Si è messo subito al lavoro il futuro numero 1 del gruppo PSA Peugeot Citroen. Il successore di Philippe Varin Carlos Tavares, infatti, già il primo gennaio 2014 ha partecipato al Consiglio di Amministrazione del Gruppo francese definendo le nuove strategie che permetteranno a PSA di sistemare il bilancio. “Per ottenere risultati è necessario fare dei sacrifici”. Ha dichiarato Tavares chiedendo di “recuperare” al più presto quel miliardo di euro “perso” a causa delle variazioni dei tassi di cambio. Il riferimento è nei confronti soprattutto della moneta brasiliana e di quella russa, negli ultimi tempi entrambe in grande svalutazione.

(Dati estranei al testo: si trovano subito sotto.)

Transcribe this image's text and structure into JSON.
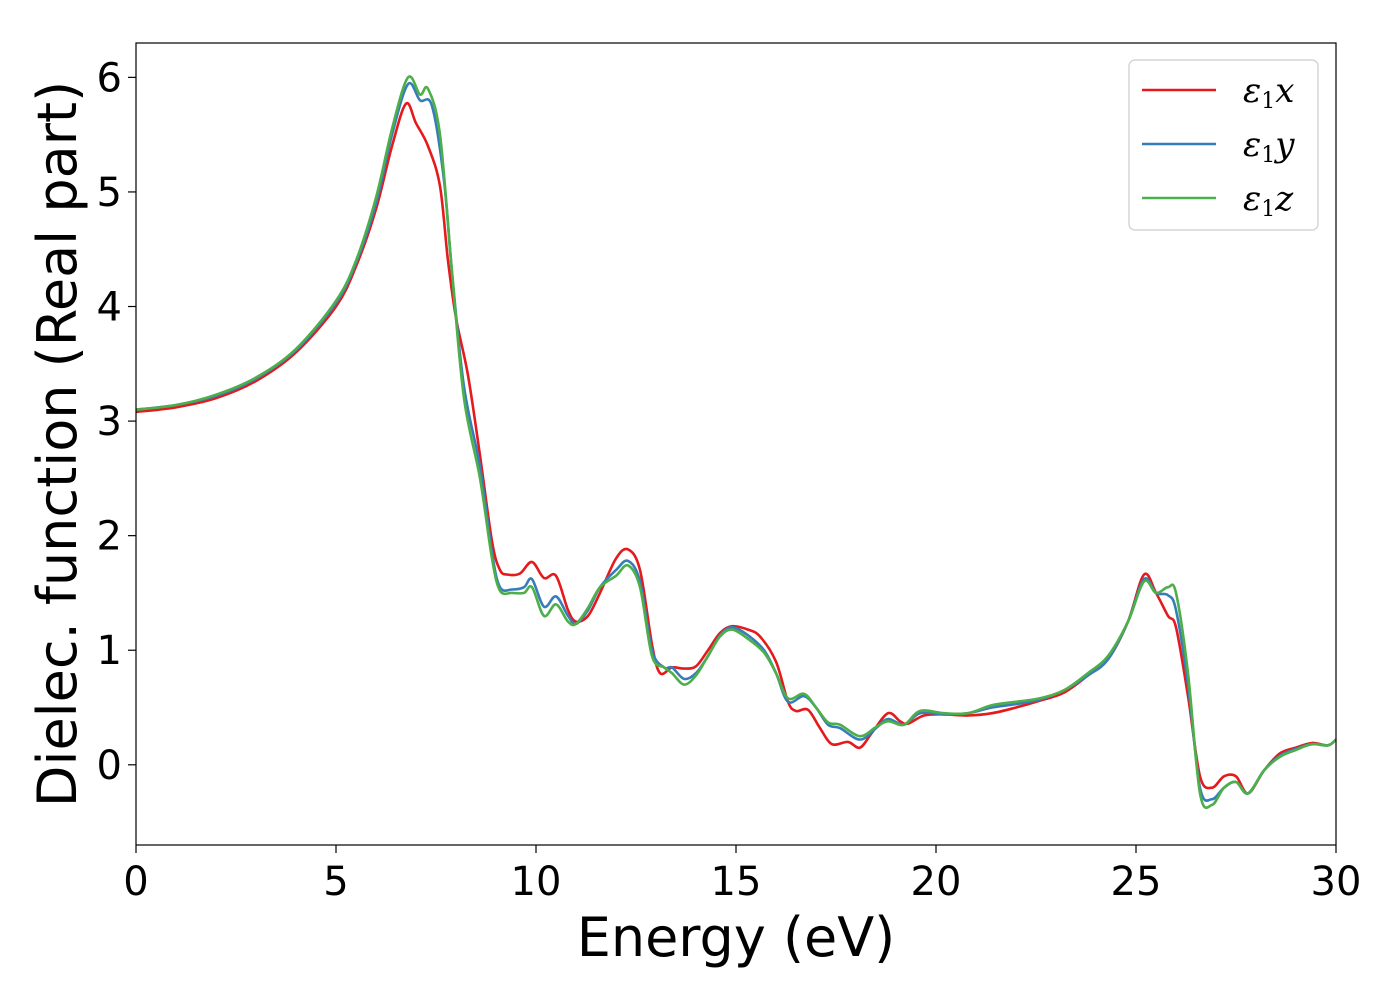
{
  "chart_data": {
    "type": "line",
    "title": "",
    "xlabel": "Energy (eV)",
    "ylabel": "Dielec. function (Real part)",
    "xlim": [
      0,
      30
    ],
    "ylim": [
      -0.7,
      6.3
    ],
    "xticks": [
      0,
      5,
      10,
      15,
      20,
      25,
      30
    ],
    "yticks": [
      0,
      1,
      2,
      3,
      4,
      5,
      6
    ],
    "grid": false,
    "legend_position": "top-right",
    "series": [
      {
        "name": "ε1x",
        "symbol": "ε",
        "sub": "1",
        "var": "x",
        "color": "#e41a1c",
        "points": [
          [
            0,
            3.08
          ],
          [
            1,
            3.12
          ],
          [
            2,
            3.2
          ],
          [
            3,
            3.35
          ],
          [
            4,
            3.6
          ],
          [
            5,
            4.0
          ],
          [
            5.5,
            4.35
          ],
          [
            6,
            4.85
          ],
          [
            6.4,
            5.4
          ],
          [
            6.75,
            5.77
          ],
          [
            7.0,
            5.6
          ],
          [
            7.3,
            5.4
          ],
          [
            7.6,
            5.05
          ],
          [
            7.8,
            4.4
          ],
          [
            8.0,
            3.9
          ],
          [
            8.3,
            3.4
          ],
          [
            8.6,
            2.7
          ],
          [
            8.9,
            1.95
          ],
          [
            9.1,
            1.7
          ],
          [
            9.3,
            1.66
          ],
          [
            9.6,
            1.67
          ],
          [
            9.9,
            1.77
          ],
          [
            10.2,
            1.63
          ],
          [
            10.5,
            1.65
          ],
          [
            10.8,
            1.35
          ],
          [
            11.0,
            1.25
          ],
          [
            11.3,
            1.3
          ],
          [
            11.6,
            1.5
          ],
          [
            12.0,
            1.8
          ],
          [
            12.3,
            1.88
          ],
          [
            12.6,
            1.7
          ],
          [
            12.9,
            1.05
          ],
          [
            13.1,
            0.8
          ],
          [
            13.4,
            0.85
          ],
          [
            13.7,
            0.84
          ],
          [
            14.0,
            0.86
          ],
          [
            14.3,
            1.0
          ],
          [
            14.6,
            1.15
          ],
          [
            14.9,
            1.21
          ],
          [
            15.3,
            1.18
          ],
          [
            15.6,
            1.12
          ],
          [
            16.0,
            0.9
          ],
          [
            16.3,
            0.55
          ],
          [
            16.5,
            0.47
          ],
          [
            16.8,
            0.48
          ],
          [
            17.1,
            0.32
          ],
          [
            17.4,
            0.18
          ],
          [
            17.8,
            0.2
          ],
          [
            18.1,
            0.15
          ],
          [
            18.4,
            0.28
          ],
          [
            18.8,
            0.45
          ],
          [
            19.1,
            0.38
          ],
          [
            19.3,
            0.36
          ],
          [
            19.7,
            0.43
          ],
          [
            20.2,
            0.44
          ],
          [
            20.8,
            0.43
          ],
          [
            21.4,
            0.45
          ],
          [
            22.0,
            0.5
          ],
          [
            22.6,
            0.56
          ],
          [
            23.2,
            0.63
          ],
          [
            23.8,
            0.78
          ],
          [
            24.3,
            0.92
          ],
          [
            24.8,
            1.25
          ],
          [
            25.2,
            1.66
          ],
          [
            25.5,
            1.5
          ],
          [
            25.8,
            1.3
          ],
          [
            26.0,
            1.2
          ],
          [
            26.3,
            0.6
          ],
          [
            26.6,
            -0.1
          ],
          [
            26.9,
            -0.2
          ],
          [
            27.2,
            -0.1
          ],
          [
            27.5,
            -0.1
          ],
          [
            27.8,
            -0.25
          ],
          [
            28.2,
            -0.05
          ],
          [
            28.6,
            0.1
          ],
          [
            29.0,
            0.15
          ],
          [
            29.4,
            0.19
          ],
          [
            29.8,
            0.17
          ],
          [
            30.0,
            0.22
          ]
        ]
      },
      {
        "name": "ε1y",
        "symbol": "ε",
        "sub": "1",
        "var": "y",
        "color": "#377eb8",
        "points": [
          [
            0,
            3.1
          ],
          [
            1,
            3.14
          ],
          [
            2,
            3.22
          ],
          [
            3,
            3.37
          ],
          [
            4,
            3.62
          ],
          [
            5,
            4.03
          ],
          [
            5.5,
            4.38
          ],
          [
            6,
            4.9
          ],
          [
            6.4,
            5.5
          ],
          [
            6.8,
            5.94
          ],
          [
            7.1,
            5.8
          ],
          [
            7.4,
            5.75
          ],
          [
            7.7,
            5.1
          ],
          [
            7.9,
            4.3
          ],
          [
            8.2,
            3.3
          ],
          [
            8.6,
            2.6
          ],
          [
            8.9,
            1.85
          ],
          [
            9.1,
            1.55
          ],
          [
            9.4,
            1.53
          ],
          [
            9.7,
            1.55
          ],
          [
            9.9,
            1.62
          ],
          [
            10.2,
            1.38
          ],
          [
            10.5,
            1.47
          ],
          [
            10.8,
            1.3
          ],
          [
            11.0,
            1.23
          ],
          [
            11.3,
            1.35
          ],
          [
            11.6,
            1.55
          ],
          [
            12.0,
            1.7
          ],
          [
            12.3,
            1.78
          ],
          [
            12.6,
            1.6
          ],
          [
            12.9,
            1.0
          ],
          [
            13.2,
            0.85
          ],
          [
            13.4,
            0.85
          ],
          [
            13.7,
            0.75
          ],
          [
            14.0,
            0.8
          ],
          [
            14.3,
            0.95
          ],
          [
            14.6,
            1.13
          ],
          [
            14.9,
            1.2
          ],
          [
            15.3,
            1.13
          ],
          [
            15.7,
            1.0
          ],
          [
            16.0,
            0.8
          ],
          [
            16.3,
            0.55
          ],
          [
            16.7,
            0.6
          ],
          [
            17.0,
            0.5
          ],
          [
            17.3,
            0.35
          ],
          [
            17.6,
            0.32
          ],
          [
            18.1,
            0.22
          ],
          [
            18.5,
            0.32
          ],
          [
            18.8,
            0.4
          ],
          [
            19.2,
            0.35
          ],
          [
            19.6,
            0.45
          ],
          [
            20.2,
            0.44
          ],
          [
            20.8,
            0.45
          ],
          [
            21.4,
            0.5
          ],
          [
            22.0,
            0.53
          ],
          [
            22.6,
            0.57
          ],
          [
            23.2,
            0.65
          ],
          [
            23.8,
            0.78
          ],
          [
            24.3,
            0.92
          ],
          [
            24.8,
            1.25
          ],
          [
            25.2,
            1.62
          ],
          [
            25.5,
            1.5
          ],
          [
            25.8,
            1.48
          ],
          [
            26.0,
            1.35
          ],
          [
            26.3,
            0.7
          ],
          [
            26.6,
            -0.2
          ],
          [
            26.9,
            -0.3
          ],
          [
            27.2,
            -0.2
          ],
          [
            27.5,
            -0.15
          ],
          [
            27.8,
            -0.25
          ],
          [
            28.2,
            -0.05
          ],
          [
            28.6,
            0.08
          ],
          [
            29.0,
            0.14
          ],
          [
            29.4,
            0.18
          ],
          [
            29.8,
            0.17
          ],
          [
            30.0,
            0.22
          ]
        ]
      },
      {
        "name": "ε1z",
        "symbol": "ε",
        "sub": "1",
        "var": "z",
        "color": "#4daf4a",
        "points": [
          [
            0,
            3.1
          ],
          [
            1,
            3.14
          ],
          [
            2,
            3.23
          ],
          [
            3,
            3.38
          ],
          [
            4,
            3.63
          ],
          [
            5,
            4.05
          ],
          [
            5.5,
            4.4
          ],
          [
            6,
            4.95
          ],
          [
            6.4,
            5.55
          ],
          [
            6.8,
            6.0
          ],
          [
            7.1,
            5.85
          ],
          [
            7.3,
            5.9
          ],
          [
            7.6,
            5.5
          ],
          [
            7.9,
            4.3
          ],
          [
            8.2,
            3.2
          ],
          [
            8.6,
            2.5
          ],
          [
            8.9,
            1.8
          ],
          [
            9.1,
            1.52
          ],
          [
            9.4,
            1.5
          ],
          [
            9.7,
            1.5
          ],
          [
            9.9,
            1.55
          ],
          [
            10.2,
            1.3
          ],
          [
            10.5,
            1.4
          ],
          [
            10.8,
            1.25
          ],
          [
            11.0,
            1.23
          ],
          [
            11.3,
            1.37
          ],
          [
            11.6,
            1.55
          ],
          [
            12.0,
            1.65
          ],
          [
            12.3,
            1.74
          ],
          [
            12.6,
            1.55
          ],
          [
            12.9,
            0.95
          ],
          [
            13.2,
            0.85
          ],
          [
            13.4,
            0.8
          ],
          [
            13.7,
            0.7
          ],
          [
            14.0,
            0.78
          ],
          [
            14.3,
            0.95
          ],
          [
            14.6,
            1.12
          ],
          [
            14.9,
            1.18
          ],
          [
            15.3,
            1.1
          ],
          [
            15.7,
            0.98
          ],
          [
            16.0,
            0.8
          ],
          [
            16.3,
            0.58
          ],
          [
            16.7,
            0.62
          ],
          [
            17.0,
            0.5
          ],
          [
            17.3,
            0.37
          ],
          [
            17.6,
            0.35
          ],
          [
            18.1,
            0.25
          ],
          [
            18.5,
            0.33
          ],
          [
            18.8,
            0.38
          ],
          [
            19.2,
            0.35
          ],
          [
            19.6,
            0.47
          ],
          [
            20.2,
            0.45
          ],
          [
            20.8,
            0.45
          ],
          [
            21.4,
            0.52
          ],
          [
            22.0,
            0.55
          ],
          [
            22.6,
            0.58
          ],
          [
            23.2,
            0.65
          ],
          [
            23.8,
            0.8
          ],
          [
            24.3,
            0.95
          ],
          [
            24.8,
            1.25
          ],
          [
            25.2,
            1.6
          ],
          [
            25.5,
            1.5
          ],
          [
            25.8,
            1.55
          ],
          [
            26.0,
            1.5
          ],
          [
            26.3,
            0.8
          ],
          [
            26.6,
            -0.25
          ],
          [
            26.9,
            -0.35
          ],
          [
            27.2,
            -0.2
          ],
          [
            27.5,
            -0.15
          ],
          [
            27.8,
            -0.25
          ],
          [
            28.2,
            -0.05
          ],
          [
            28.6,
            0.07
          ],
          [
            29.0,
            0.13
          ],
          [
            29.4,
            0.18
          ],
          [
            29.8,
            0.17
          ],
          [
            30.0,
            0.22
          ]
        ]
      }
    ]
  }
}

Il futuro CEO si è dato quindi 100 giorni per valutare al meglio la situazione del Gruppo, per conoscere personalmente non solo il management ma anche tutti i siti di produzione. E non poteva essere altrimenti. L’uomo che per moltissimi anni è stato il braccio destro di Carlos Gosn, infatti, è un uomo di azione, deciso e di forte personalità, e smania dal desiderio di vincere quella che probabilmente è la sfida più importante della sua carriera. La sua esperienza e la sua indiscutibile professionalità saranno armi vincenti per il Gruppo francese; così come la sua antica passione per le automobili. Una passione nata all’età di 14 anni quando per la prima volta entrò in un circuito, quello dell’Estoril, alle porte di Lisbona.
In Nissan lo ricordano con molto affetto tanto che un amico-collega dichiarò: “Carlos è un vero e proprio leader silenzioso”.

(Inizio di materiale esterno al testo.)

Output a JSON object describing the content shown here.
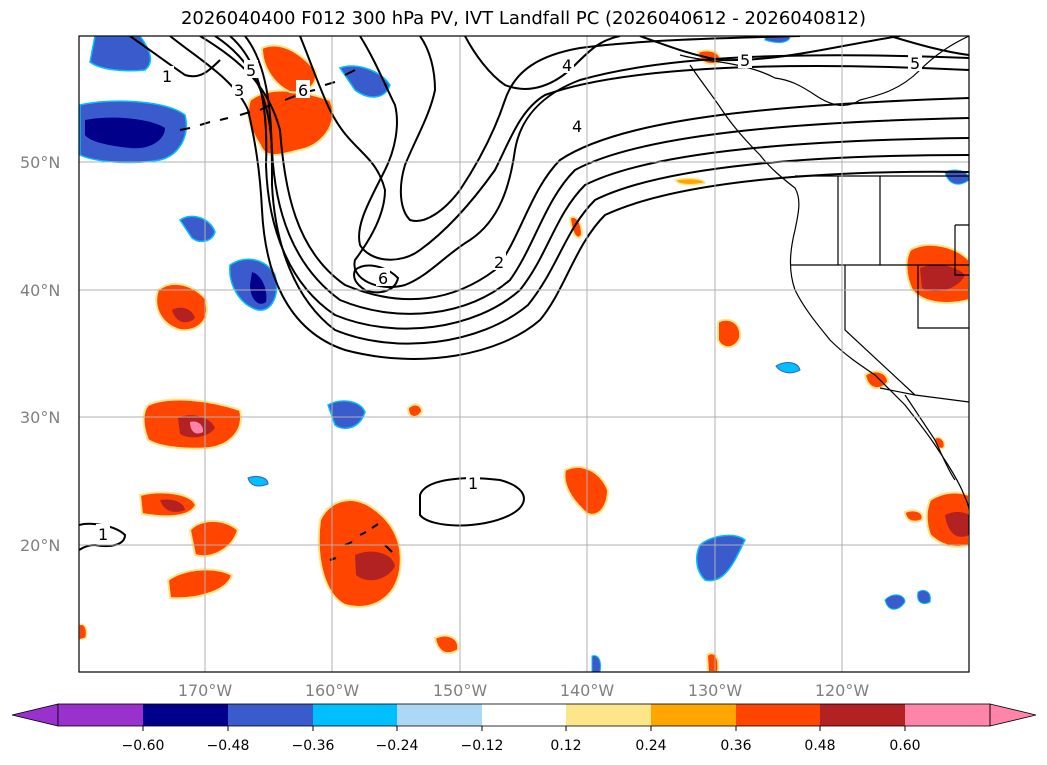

Nato nel 1958 a Lisbona, ha un’esperienza di ben 32 anni nel settore automotive, tutti trascorsi in Nissan e Renault. A soli 17 anni, per motivi di studio, si trasferisce in Francia. Parla correntemente francese, inglese, portoghese e giapponese in quanto ha vissuto attivamente la nascita dell’Alleanza Renault Nissan nel 1999. E’ stato il numero uno di Nissan negli Stati Uniti – un mercato in cui PSA non è presente – dal 2005 al 2011. Nell’agosto del 2013 in un’intervista dichiarò di essere finalmente pronto per guidare “da solo” una Casa automobilistica. Dichiarazione che “innervosì” Carlos Gosn. Subito dopo, l’interruzione della collaborazione con l’Alleanza Renault Nissan. Ma questa, per Carlos Tavares, è una… vecchia storia.